The model BIT rules out it being used by holding companies or investment companies, effectively ruling out a very large chunk of investments since most companies tend to invest through such structures. Nor is it clear if, say, a Dutch holding company coming in through Mauritius to take advantage of the taxation structure there will be covered by the Indo-Dutch BIT. Tax measures such as the retrospective tax ones that knocked the bottom out of companies like Vodafone and Cairn can no longer be remedied since the treaty specifically removes tax changes from the ambit of BITs. The model BIT also rules out protection to portfolio investors like The Children’s Investment Fund that objected to how the government was restricting Coal India’s profitability.
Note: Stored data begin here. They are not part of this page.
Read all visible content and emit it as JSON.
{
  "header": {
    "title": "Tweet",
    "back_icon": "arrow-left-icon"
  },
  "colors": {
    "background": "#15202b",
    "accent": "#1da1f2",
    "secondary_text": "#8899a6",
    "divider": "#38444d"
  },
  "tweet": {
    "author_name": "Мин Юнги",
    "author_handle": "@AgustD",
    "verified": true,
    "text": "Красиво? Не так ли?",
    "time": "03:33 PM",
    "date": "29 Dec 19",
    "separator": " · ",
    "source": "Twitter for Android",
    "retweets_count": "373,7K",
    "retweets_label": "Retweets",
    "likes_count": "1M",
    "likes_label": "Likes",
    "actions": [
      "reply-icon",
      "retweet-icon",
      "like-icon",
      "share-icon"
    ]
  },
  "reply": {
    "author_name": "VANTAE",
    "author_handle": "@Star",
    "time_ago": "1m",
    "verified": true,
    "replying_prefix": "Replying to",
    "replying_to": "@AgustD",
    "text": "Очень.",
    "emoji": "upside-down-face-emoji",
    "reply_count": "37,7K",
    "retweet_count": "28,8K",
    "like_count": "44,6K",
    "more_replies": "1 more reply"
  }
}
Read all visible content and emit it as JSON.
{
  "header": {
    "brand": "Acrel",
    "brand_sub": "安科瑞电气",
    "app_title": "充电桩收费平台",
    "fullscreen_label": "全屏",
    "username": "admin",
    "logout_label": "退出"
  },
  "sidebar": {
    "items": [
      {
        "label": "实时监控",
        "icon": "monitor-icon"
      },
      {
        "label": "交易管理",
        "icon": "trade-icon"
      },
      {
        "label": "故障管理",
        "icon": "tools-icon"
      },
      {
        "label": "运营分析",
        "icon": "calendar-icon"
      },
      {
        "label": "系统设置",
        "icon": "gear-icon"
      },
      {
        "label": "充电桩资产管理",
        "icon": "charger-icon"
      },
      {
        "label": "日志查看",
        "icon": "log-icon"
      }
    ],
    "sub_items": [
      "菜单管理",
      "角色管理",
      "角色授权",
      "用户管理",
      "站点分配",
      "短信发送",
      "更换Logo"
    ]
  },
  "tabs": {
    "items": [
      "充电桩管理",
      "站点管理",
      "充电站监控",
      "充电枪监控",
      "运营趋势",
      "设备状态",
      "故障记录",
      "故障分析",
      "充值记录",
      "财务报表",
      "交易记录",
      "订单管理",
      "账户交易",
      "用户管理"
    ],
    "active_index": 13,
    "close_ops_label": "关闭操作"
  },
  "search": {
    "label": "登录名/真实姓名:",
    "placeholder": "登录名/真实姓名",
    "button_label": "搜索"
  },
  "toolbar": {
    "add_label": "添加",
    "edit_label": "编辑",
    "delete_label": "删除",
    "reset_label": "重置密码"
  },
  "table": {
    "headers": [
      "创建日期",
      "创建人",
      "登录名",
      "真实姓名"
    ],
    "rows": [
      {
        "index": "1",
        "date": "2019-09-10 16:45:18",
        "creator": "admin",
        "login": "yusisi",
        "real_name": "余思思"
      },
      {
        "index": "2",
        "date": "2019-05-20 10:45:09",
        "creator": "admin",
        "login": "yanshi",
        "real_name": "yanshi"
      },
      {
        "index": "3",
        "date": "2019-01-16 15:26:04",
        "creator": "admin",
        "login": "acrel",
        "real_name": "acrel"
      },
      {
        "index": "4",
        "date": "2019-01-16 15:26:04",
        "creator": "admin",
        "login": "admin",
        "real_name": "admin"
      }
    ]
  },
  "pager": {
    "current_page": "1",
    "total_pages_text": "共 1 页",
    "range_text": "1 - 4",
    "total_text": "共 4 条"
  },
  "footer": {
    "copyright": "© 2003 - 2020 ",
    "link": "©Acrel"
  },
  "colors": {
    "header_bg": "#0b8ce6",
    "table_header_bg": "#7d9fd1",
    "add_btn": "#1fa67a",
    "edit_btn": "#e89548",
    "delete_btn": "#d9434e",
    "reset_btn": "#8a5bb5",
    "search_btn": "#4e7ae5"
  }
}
No investors, the BIT adds, can claim their investment has been appropriated if a compulsory licence has been issued or if, say, a subsidy is given to a PSU or a state monopoly has been created—both would, naturally, affect the foreign investors’ business in India. If there is still any category of investor that can still file under a BIT, an overriding clause says any aggrieved investor must first exhaust all local remedies, or prove that the process for obtaining legal relief is so long-drawn, it is pointless to even pursue it.
Theoretically, an investor can still sue under BIT, but the conditions are so onerous, few projects are likely to make the grade. The idea of a BIT is to provide comfort to investors who are worried about not getting justice from India’s normal channels of remedial action, and who are worried about increasingly arbitrary government action. And it is expected that since, in a law-abiding country, there will be few such cases, the chances of the government getting sued will be low; meanwhile the comfort this will provide investors will far outweigh the costs from getting sued — in that sense, a BIT is a bit like selling an insurance policy to comfort investors. With all the caveats being put in, however, the foreign investor is pretty much left to the mercies of the legal system and its limited ability to deal with high-handed government behaviour. In terms of signalling comfort for investors, this is a really bad move.